The rivalry between the United States and China over artificial intelligence and semiconductor chips is sharpening, even as the two countries prepare for a summit between Donald Trump and Xi Jinping. Whatever goodwill the meeting may generate, it is unlikely to slow the race for dominance in technologies both governments consider essential to future economic and military power.
AI and chips sit at the center of this contest. Semiconductors are the physical foundation of AI systems, powering everything from large language models to weapons guidance. Control over chip design, manufacturing, and supply chains is effectively control over who can build the most capable AI, and at what speed.
Why the tech race is hard to pause
The US has spent several years tightening export controls on advanced chips and chip-making equipment, aiming to slow China's ability to develop cutting-edge AI systems. China, in turn, has poured state resources into building domestic alternatives, from chip fabrication to AI model development. Each side's moves tend to prompt counter-moves, creating a self-reinforcing cycle that diplomacy alone has struggled to interrupt.

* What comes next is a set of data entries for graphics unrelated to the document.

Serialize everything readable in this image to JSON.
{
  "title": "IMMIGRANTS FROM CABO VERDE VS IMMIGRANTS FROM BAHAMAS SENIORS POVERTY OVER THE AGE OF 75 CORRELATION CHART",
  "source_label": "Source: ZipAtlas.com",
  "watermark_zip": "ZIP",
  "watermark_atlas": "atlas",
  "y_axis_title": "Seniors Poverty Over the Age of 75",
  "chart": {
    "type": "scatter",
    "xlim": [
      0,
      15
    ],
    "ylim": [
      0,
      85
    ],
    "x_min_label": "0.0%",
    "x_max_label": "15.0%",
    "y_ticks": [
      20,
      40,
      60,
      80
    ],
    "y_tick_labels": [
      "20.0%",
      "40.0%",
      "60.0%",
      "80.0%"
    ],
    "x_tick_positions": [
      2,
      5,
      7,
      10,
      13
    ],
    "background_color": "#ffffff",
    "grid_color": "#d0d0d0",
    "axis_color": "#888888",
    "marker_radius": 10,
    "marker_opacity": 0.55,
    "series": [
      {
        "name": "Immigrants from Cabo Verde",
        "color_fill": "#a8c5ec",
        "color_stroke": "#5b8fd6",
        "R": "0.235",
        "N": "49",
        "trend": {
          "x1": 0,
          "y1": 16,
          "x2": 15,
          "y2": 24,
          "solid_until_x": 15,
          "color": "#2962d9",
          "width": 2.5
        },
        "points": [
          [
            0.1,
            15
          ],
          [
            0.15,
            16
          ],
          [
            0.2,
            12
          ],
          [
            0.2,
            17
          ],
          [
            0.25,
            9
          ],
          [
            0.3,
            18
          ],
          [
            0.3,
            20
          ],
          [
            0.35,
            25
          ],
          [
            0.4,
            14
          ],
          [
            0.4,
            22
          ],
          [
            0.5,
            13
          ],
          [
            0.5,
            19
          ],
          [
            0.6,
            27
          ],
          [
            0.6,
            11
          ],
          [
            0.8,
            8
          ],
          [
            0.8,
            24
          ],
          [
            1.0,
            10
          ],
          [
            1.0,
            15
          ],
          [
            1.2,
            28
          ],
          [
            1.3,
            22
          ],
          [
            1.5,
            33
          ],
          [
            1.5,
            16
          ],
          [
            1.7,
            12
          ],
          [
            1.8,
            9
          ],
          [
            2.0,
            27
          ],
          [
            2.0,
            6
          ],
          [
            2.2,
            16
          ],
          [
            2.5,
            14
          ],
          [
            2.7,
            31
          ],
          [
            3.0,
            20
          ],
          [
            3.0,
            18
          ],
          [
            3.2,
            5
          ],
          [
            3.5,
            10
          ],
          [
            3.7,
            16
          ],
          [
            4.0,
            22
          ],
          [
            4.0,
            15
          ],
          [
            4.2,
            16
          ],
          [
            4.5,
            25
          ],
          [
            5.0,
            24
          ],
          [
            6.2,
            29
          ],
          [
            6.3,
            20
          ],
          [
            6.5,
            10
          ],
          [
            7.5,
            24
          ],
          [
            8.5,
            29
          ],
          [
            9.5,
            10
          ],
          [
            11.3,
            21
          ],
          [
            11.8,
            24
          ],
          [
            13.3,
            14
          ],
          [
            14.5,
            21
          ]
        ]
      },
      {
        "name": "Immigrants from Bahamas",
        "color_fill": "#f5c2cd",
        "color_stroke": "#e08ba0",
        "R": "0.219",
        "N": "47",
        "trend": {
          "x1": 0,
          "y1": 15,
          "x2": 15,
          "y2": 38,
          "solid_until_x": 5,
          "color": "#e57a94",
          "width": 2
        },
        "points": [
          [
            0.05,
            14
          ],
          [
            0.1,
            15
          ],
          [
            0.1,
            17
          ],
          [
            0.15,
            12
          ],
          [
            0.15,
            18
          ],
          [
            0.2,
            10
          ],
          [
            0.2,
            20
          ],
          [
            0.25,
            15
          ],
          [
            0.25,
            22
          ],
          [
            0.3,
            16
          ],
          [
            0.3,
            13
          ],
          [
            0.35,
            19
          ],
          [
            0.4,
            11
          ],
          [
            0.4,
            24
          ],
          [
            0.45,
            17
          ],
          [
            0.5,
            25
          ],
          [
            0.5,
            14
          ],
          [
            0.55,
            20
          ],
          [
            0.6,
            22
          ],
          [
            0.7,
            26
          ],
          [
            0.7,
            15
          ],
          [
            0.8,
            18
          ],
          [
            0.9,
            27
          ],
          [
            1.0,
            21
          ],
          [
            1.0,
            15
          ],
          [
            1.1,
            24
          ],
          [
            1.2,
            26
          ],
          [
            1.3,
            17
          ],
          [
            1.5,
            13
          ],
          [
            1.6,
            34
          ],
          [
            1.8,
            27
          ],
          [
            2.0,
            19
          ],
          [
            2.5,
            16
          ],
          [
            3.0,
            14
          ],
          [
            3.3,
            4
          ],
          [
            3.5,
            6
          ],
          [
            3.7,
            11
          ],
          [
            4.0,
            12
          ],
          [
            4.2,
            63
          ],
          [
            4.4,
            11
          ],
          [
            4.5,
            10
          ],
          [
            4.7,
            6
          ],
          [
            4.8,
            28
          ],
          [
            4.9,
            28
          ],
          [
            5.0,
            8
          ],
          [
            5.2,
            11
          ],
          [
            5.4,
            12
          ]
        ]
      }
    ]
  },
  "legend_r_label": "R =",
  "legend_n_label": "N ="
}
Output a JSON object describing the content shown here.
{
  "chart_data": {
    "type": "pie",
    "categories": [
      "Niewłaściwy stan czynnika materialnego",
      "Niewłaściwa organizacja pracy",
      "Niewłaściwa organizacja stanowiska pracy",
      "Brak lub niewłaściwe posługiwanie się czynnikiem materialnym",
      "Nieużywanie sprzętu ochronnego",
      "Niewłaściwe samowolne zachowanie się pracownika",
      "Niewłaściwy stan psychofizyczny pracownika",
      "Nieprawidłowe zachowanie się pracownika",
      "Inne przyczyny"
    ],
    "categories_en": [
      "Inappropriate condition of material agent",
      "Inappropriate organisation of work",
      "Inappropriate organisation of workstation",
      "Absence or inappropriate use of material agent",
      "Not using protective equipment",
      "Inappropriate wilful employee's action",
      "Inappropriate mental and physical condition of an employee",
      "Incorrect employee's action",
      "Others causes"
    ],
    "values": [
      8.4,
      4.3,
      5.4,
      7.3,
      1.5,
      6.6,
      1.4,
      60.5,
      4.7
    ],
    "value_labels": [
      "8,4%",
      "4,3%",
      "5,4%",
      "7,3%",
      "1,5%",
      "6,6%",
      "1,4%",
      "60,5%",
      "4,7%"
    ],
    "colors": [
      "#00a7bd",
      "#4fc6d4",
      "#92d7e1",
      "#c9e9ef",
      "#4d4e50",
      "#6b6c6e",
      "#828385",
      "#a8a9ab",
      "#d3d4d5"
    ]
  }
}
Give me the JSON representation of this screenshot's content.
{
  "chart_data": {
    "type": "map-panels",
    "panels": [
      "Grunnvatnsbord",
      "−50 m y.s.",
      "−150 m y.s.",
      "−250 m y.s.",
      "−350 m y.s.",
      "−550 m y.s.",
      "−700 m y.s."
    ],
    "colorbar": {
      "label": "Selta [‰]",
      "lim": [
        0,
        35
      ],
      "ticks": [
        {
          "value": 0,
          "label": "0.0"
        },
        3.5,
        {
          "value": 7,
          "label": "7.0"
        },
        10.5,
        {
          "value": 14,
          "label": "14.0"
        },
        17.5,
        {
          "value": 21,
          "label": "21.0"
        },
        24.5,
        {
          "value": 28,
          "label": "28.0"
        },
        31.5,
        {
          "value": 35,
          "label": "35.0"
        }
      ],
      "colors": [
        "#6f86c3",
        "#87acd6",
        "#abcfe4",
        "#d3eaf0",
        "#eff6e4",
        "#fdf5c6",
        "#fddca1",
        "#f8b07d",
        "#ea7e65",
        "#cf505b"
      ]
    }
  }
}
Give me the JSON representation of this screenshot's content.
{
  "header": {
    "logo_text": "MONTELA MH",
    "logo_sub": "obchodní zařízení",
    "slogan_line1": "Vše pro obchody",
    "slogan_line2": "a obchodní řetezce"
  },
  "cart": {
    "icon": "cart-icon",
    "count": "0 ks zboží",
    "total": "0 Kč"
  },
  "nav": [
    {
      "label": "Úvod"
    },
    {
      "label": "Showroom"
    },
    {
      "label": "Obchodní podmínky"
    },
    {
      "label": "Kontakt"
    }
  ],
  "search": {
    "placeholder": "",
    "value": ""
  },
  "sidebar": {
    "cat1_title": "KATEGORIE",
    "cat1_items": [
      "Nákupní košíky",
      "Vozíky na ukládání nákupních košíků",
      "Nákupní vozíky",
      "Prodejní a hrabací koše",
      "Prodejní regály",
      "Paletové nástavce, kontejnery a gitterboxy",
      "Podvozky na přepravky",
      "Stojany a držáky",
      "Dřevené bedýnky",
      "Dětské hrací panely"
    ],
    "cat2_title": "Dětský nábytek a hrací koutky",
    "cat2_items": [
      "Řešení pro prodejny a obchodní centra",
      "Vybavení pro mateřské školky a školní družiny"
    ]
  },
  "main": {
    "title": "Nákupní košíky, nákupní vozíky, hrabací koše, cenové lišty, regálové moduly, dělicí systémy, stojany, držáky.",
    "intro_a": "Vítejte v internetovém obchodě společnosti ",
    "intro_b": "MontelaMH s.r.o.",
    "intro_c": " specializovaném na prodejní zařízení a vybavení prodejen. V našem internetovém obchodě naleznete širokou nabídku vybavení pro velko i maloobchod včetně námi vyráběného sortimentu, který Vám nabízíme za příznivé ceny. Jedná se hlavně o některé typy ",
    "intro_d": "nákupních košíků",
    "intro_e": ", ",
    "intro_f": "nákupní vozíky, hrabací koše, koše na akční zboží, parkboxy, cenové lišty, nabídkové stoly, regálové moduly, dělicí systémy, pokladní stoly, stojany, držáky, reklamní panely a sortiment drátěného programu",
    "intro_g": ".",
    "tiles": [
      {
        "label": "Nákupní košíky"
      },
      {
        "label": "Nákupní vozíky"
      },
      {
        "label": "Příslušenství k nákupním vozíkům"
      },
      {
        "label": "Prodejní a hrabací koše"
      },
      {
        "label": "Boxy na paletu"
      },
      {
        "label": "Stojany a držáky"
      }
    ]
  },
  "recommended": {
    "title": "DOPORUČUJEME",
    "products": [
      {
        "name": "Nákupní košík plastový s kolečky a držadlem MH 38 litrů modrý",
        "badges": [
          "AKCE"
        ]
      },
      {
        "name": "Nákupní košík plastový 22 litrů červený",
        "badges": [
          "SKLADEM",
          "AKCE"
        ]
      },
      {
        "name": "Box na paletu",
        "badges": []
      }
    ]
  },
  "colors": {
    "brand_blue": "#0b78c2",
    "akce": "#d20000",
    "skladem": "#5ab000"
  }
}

A leader-level summit can shift tone and open channels for negotiation, but the underlying competition runs deeper than any single meeting can resolve. Both governments have framed AI and semiconductor leadership as national priorities, meaning the incentives pushing each side forward are structural, not just political. Domestic industry lobbying, military procurement, and long-term economic planning all pull in the same direction, regardless of what happens at the summit table.
For markets and businesses caught between the two powers, the uncertainty is the problem. Companies that sell chips or chip-making tools face ongoing compliance questions around export rules. Firms that source components globally must plan for a landscape where access to certain technologies could be restricted with limited notice. The summit may produce statements of intent, but the regulatory architecture on both sides is unlikely to be dismantled quickly.
What to watch after the summit
The most meaningful signals will come not from the summit itself but from what follows. Watch for any adjustment to US export control lists, any change to how China allocates state funding for its chip sector, and whether any joint working groups or technical dialogues are announced. Those concrete steps would indicate whether the summit produced durable movement or simply managed atmospherics.
For investors tracking the semiconductor sector, the relevant question is whether restrictions tighten further, hold steady, or ease at the margin. Any easing would benefit companies with significant China exposure. Further tightening would accelerate the pressure on Chinese firms to find domestic alternatives and on US firms to redirect sales elsewhere.
The broader pattern is that the two largest economies are deliberately decoupling in specific high-technology areas while remaining commercially linked in others. That selective decoupling is hard to manage and creates persistent risk for global supply chains. A summit can reduce the temperature of the conversation, but the competition itself shows no sign of resolving anytime soon.